Les matières parlent d’elles-mêmes : soies nobles, motifs floraux qui semblent glisser sur la silhouette, incrustations dorées comme un souffle de merveilleux. Le noir domine, non pas comme absence, mais comme écrin de métamorphoses. Les jupes longues et pantalons larges dessinent un mouvement lent, presque méditatif. À chaque pas, le vêtement devient estampe en mouvement.

Loin de tout orientalisme facile, Chiuri convoque les traditions textiles japonaises pour en faire un vocabulaire de création. Elle tisse un lien entre couture et architecture, entre l’histoire intime des habits et les gestes du présent. Ici, le vêtement devient espace — un lieu de transition, de mémoire, de transmission. Une couture qui n’impose pas, mais qui révèle.
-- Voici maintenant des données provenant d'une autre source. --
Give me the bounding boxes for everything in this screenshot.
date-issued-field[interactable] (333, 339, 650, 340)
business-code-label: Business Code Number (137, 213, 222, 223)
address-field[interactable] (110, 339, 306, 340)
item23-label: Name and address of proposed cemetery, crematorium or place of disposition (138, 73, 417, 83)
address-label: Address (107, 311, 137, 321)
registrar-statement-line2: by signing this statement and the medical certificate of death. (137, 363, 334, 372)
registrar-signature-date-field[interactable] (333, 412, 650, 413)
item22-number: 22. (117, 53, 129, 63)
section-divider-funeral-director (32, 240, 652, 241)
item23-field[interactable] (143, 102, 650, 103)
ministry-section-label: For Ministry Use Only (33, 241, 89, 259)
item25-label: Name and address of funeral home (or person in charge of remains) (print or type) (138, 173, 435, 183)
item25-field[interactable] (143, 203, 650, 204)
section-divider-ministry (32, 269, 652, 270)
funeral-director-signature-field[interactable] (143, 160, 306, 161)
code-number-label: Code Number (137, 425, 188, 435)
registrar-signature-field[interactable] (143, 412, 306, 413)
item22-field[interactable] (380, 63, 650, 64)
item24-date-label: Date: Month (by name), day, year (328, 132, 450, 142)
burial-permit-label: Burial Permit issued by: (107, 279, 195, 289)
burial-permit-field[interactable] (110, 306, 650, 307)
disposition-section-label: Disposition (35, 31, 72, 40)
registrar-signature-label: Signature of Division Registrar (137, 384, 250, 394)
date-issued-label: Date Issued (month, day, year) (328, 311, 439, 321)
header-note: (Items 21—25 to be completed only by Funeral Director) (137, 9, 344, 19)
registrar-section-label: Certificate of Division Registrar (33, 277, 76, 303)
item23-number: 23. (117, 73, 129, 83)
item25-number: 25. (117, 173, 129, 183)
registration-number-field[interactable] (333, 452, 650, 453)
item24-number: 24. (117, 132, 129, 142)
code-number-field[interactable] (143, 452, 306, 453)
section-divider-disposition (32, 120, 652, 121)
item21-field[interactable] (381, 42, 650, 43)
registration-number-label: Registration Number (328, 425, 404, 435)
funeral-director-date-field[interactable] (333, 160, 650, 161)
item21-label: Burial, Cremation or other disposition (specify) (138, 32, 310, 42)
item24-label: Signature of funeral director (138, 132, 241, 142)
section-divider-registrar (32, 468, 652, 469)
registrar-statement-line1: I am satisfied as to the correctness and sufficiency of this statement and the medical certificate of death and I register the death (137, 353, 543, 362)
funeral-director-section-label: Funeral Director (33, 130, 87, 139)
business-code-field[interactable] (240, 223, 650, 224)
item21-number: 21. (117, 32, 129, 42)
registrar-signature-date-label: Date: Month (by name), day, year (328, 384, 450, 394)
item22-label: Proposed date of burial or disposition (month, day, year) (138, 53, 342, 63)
La collection Dior Fall 2025 n’est pas seulement un hommage au Japon : c’est une célébration du vêtement comme interface entre les cultures, les corps et le temps. Elle poursuit la quête de Maria Grazia Chiuri : celle d’une mode habitée, consciente, qui remet l’humain au centre de la création. Et dans cette poésie textile, le silence parle — en soie noire, en broderie or, en pas glissés sur une passerelle de lumière.